While there are legitimate concerns about the impact of AI, the Sanders event is raising concerns that China is infiltrating the anti-AI movement, coordinating with AI critics and pushing for an ‘international governance’ model that would allow the regime to limit AI development by American companies while providing advantages to China’s domestic AI industry.

Of the Chinese half of the Sanders session, Zeng Yi is the dean of the Beijing Institute of AI Safety and Governance, and promoted China’s “Global Artificial Intelligence Governance Initiative”, and Xue Lan, who chairs China’s national expert committee for AI governance, has been advocating for China’s access to the International Network of AI Safety Institutes of free nations which had included America, as well as European and Asian nations, including Japan and South Korea, but not China due to concerns about its systemic theft and manipulation.

The Sanders session promotes a Chinese role in AI governance even as a new administration memo accuses Chinese companies of “deliberate, industrial-scale campaigns” to steal AI models.

But it’s the other half of the AI session that raises even more questions about China’s ability to co-opt western critics of AI. Although the Sanders RSVP does not mention it, Max Tegmark, a physicist, is the president and a board member of the Future of Life Institute along with his wife Meia Chita-Tegmark, who has degrees in education and psychology, who is listed as the co-founder of the ‘institute’, while David Krueger, the second attendee, is also linked to it.
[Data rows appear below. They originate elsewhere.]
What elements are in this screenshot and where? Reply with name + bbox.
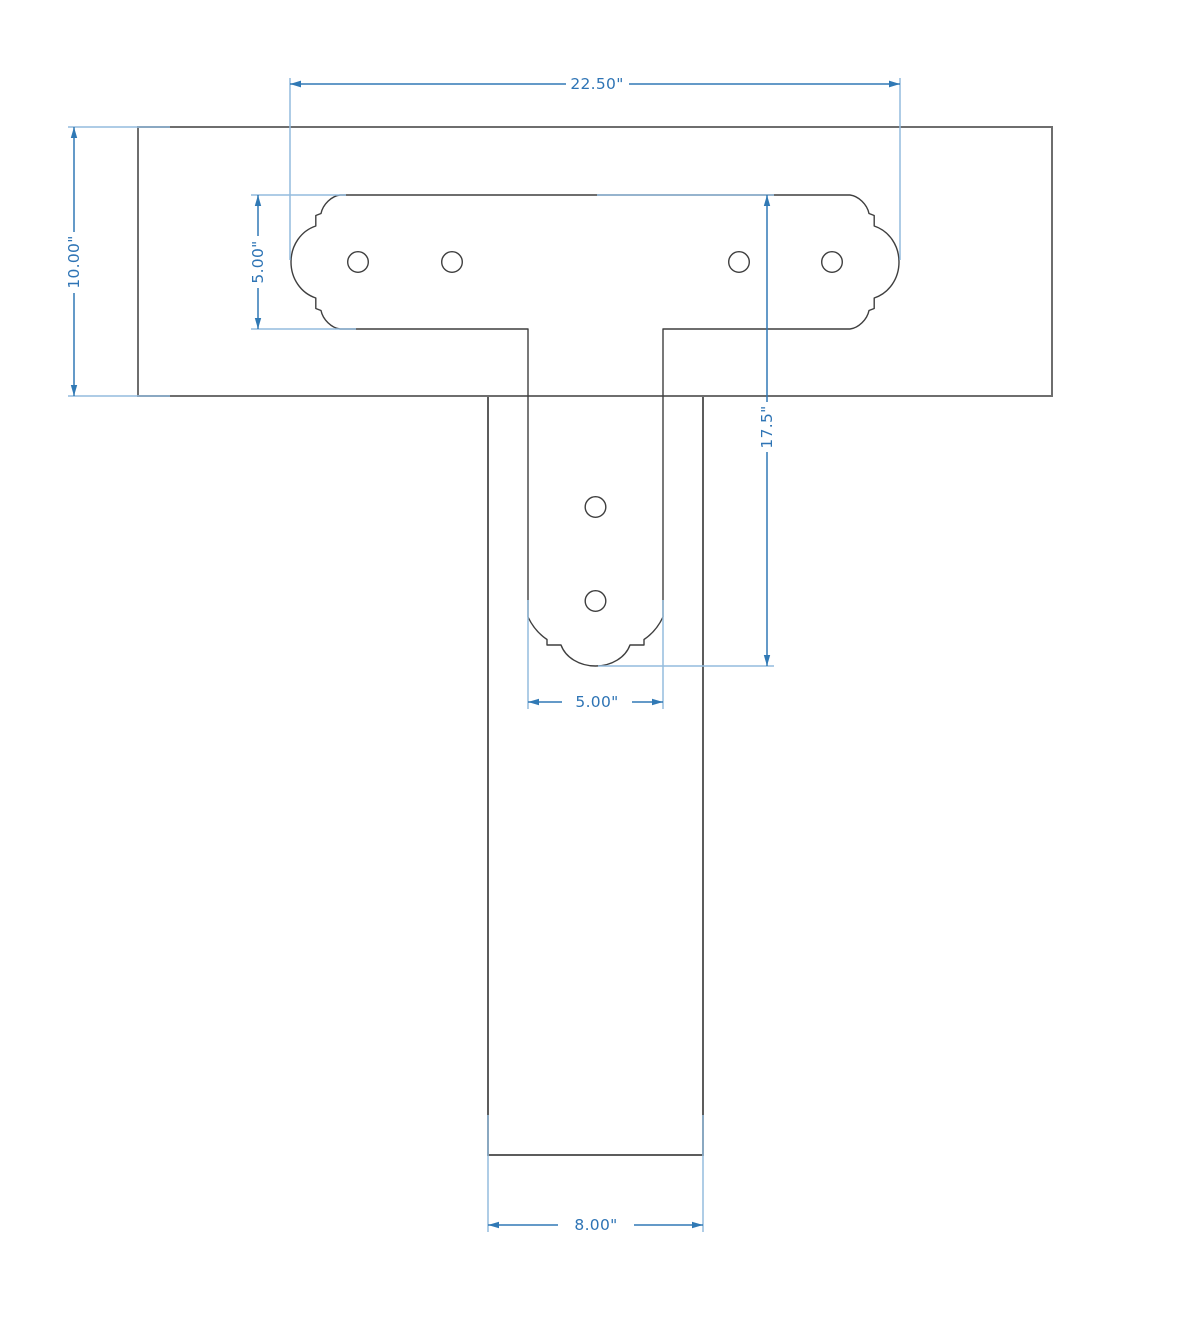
dimension-label-arm-height: 5.00" bbox=[249, 240, 267, 283]
dimension-label-overall-height: 17.5" bbox=[758, 405, 776, 448]
drawing-canvas: 22.50" 10.00" 5.00" 17.5" 5.00" 8.00" bbox=[0, 0, 1192, 1325]
dimension-label-bracket-width: 22.50" bbox=[570, 75, 623, 93]
dimension-label-post-width: 8.00" bbox=[574, 1216, 617, 1234]
bolt-hole-arm-3 bbox=[729, 252, 750, 273]
beam-outline bbox=[138, 127, 1052, 396]
bolt-hole-stem-2 bbox=[585, 591, 606, 612]
arrow-post-width-right bbox=[692, 1222, 703, 1228]
technical-drawing: 22.50" 10.00" 5.00" 17.5" 5.00" 8.00" bbox=[0, 0, 1192, 1325]
bolt-hole-stem-1 bbox=[585, 497, 606, 518]
dimension-label-beam-height: 10.00" bbox=[65, 235, 83, 288]
dimension-label-stem-width: 5.00" bbox=[575, 693, 618, 711]
bolt-hole-arm-1 bbox=[348, 252, 369, 273]
arrow-beam-height-top bbox=[71, 127, 77, 138]
beam-group bbox=[138, 127, 1052, 396]
arrow-bracket-width-right bbox=[889, 81, 900, 88]
arrow-beam-height-bottom bbox=[71, 385, 77, 396]
arrow-bracket-width-left bbox=[290, 81, 301, 88]
arrow-overall-height-bottom bbox=[764, 655, 770, 666]
arrow-post-width-left bbox=[488, 1222, 499, 1228]
bolt-hole-arm-4 bbox=[822, 252, 843, 273]
bolt-hole-arm-2 bbox=[442, 252, 463, 273]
While the Future of Life Institute was backed in the past by prominent figures including Elon Musk, it has more recently served into problematic territory. In 2025, it issued a PhD fellowship proposal for US-China AI governance urging “global governance” to reduce “the risks associated with a US-China AI competition” and the deployment of advanced AI systems.

This closely mirrors Chinese rhetoric warning against an AI ‘arms race’ and urging a partnership to control AI. Like past arms agreements, this will be yet another one way partnership that risks allowing China access to American AI developments and the ability to control the rate of development even while China misstates, conceals and deceives about its AI progress.

It would also allow China to restrict AI weapons development by the United States while freeing China to conduct whatever secret weapons development it pleases until it has its ‘Manhattan Project’ moment and achieves military superiority over the United States of America.

In 2024, Tegmark predicted that the American and Chinese governments would create a joint set of AI standards and enforce them on the world.

What’s China’s position on the Future of Life Institute? CGTN, China’s state media under the control of the Central Propaganda Department of the Chinese Communist Party promoted a Future of Life Institute claim that AI companies were failing to maintain safety standards.

The Chinese government has been using similar alarmism to advance its program of global governance. “If we allow this reckless competition among countries to continue,” Chinese Vice Premier Ding Xuexiang warned last year at the World Economic Forum, disaster would follow. “We stand ready, under the framework of the United Nations and its core, to actively participate in including all the relevant international organizations and all countries to discuss the formulation of robust rules.”

Is China about to stop competing? Unlikely. The calls for a ‘multipolar world’ lately being broadcast by social media influencers and politicians at all points of the political spectrum, from Tucker Carlson to Bernie Sanders, serve its interests by weakening the United States, and creating opportunities for a pathway to unfettered dominance by Chinese companies.